BEATO PEDRO ADRIANO TOULORGE

Pierre-Adrien (Pedro Adriano) nasceu no reinado de Luís XV, no dia 4 de Maio de 1757, em Quièze, uma pequena aldeia da Normandia, França. Foi baptizado no mesmo dia. Os seus pais eram lavradores – profissão que passava de pai para filho - e eram profundamente cristãos.
Pedro Adriano foi o terceiro e último filho do casal Toulorge.
Com 17 anos - quando começou o reinado de Luís XVI – começou a frequentar o Seminário de Coutances, mantido pelos Padres Eudistas. Em Junho de 1781, foi ordenado diácono.
Antigamente, em França, não se podia ordenar um padre sem dar-lhe "um título", ou seja, ligá-lo ao serviço de uma igreja, da qual receberia o digno sustento.
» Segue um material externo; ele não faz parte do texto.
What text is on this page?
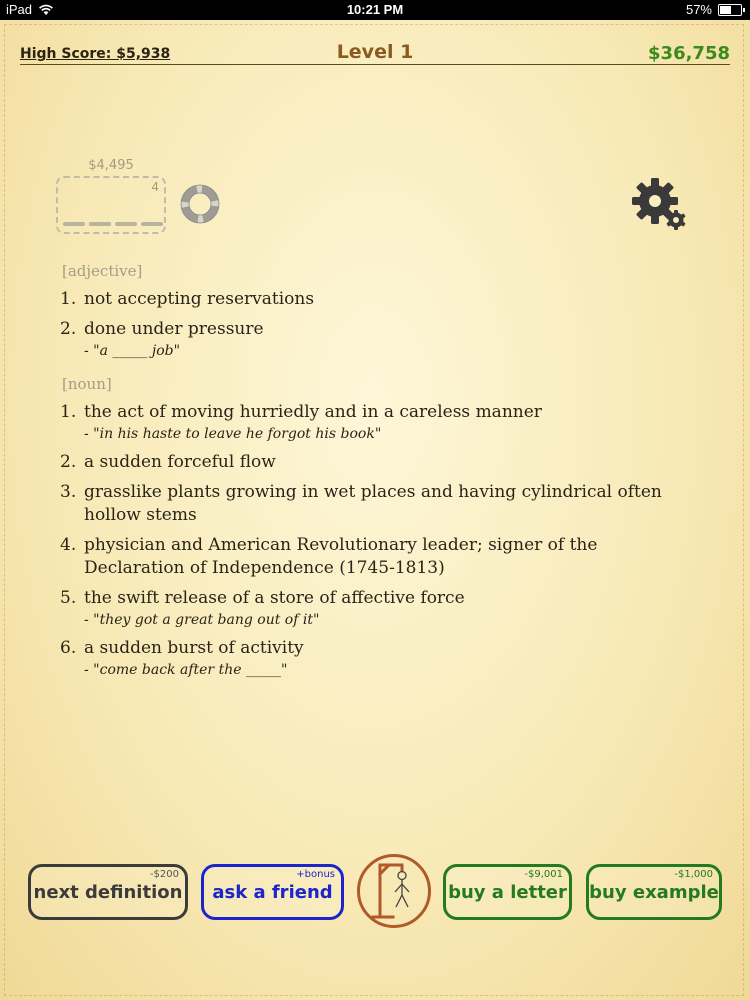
iPad	10:21 PM	57%
High Score: $5,938	Level 1	$36,758
$4,495
4
[adjective]
1. not accepting reservations
2. done under pressure
- "a _____ job"
[noun]
1. the act of moving hurriedly and in a careless manner
- "in his haste to leave he forgot his book"
2. a sudden forceful flow
3. grasslike plants growing in wet places and having cylindrical often hollow stems
4. physician and American Revolutionary leader; signer of the Declaration of Independence (1745-1813)
5. the swift release of a store of affective force
- "they got a great bang out of it"
6. a sudden burst of activity
- "come back after the _____"
-$200
next definition
+bonus
ask a friend
-$9,001
buy a letter
-$1,000
buy example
Mas, como eram ordenados muitos padres, não havia benefícios ou "títulos" que chegassem para todos. Como a Igreja não podia sustentá-los, surgiu o hábito de criar "títulos clericais" que eram vinculados a uma terra ou bens, fornecidos pela família do futuro padre. Assim, o pai de Pedro Adriano, Juliano Toulorge, garantiu, em cartório, "uma renda de cem libras anuais" para o filho, a partir da sua ordenação ao subdiaconado. E, assim, Pedro Adriano recebeu o seu "título eclesiástico".
Pedro Adriano foi ordenado padre, em Junho de 1782. Em Janeiro de 1783, foi nomeado vigário de Doville, pequena paróquia de 168 lares, colocada sob o patrocínio da Abadia Premonstratense de Blanchelande.
Em 1787, o Padre Pedro aderiu à Ordem Premonstratense, fundada por São Norberto. Em Junho de 1788, emitiu os seus votos, sendo designado para o serviço desta Abadia de Blanchelande que, por falta de vocações, está prestes de ser encerrada.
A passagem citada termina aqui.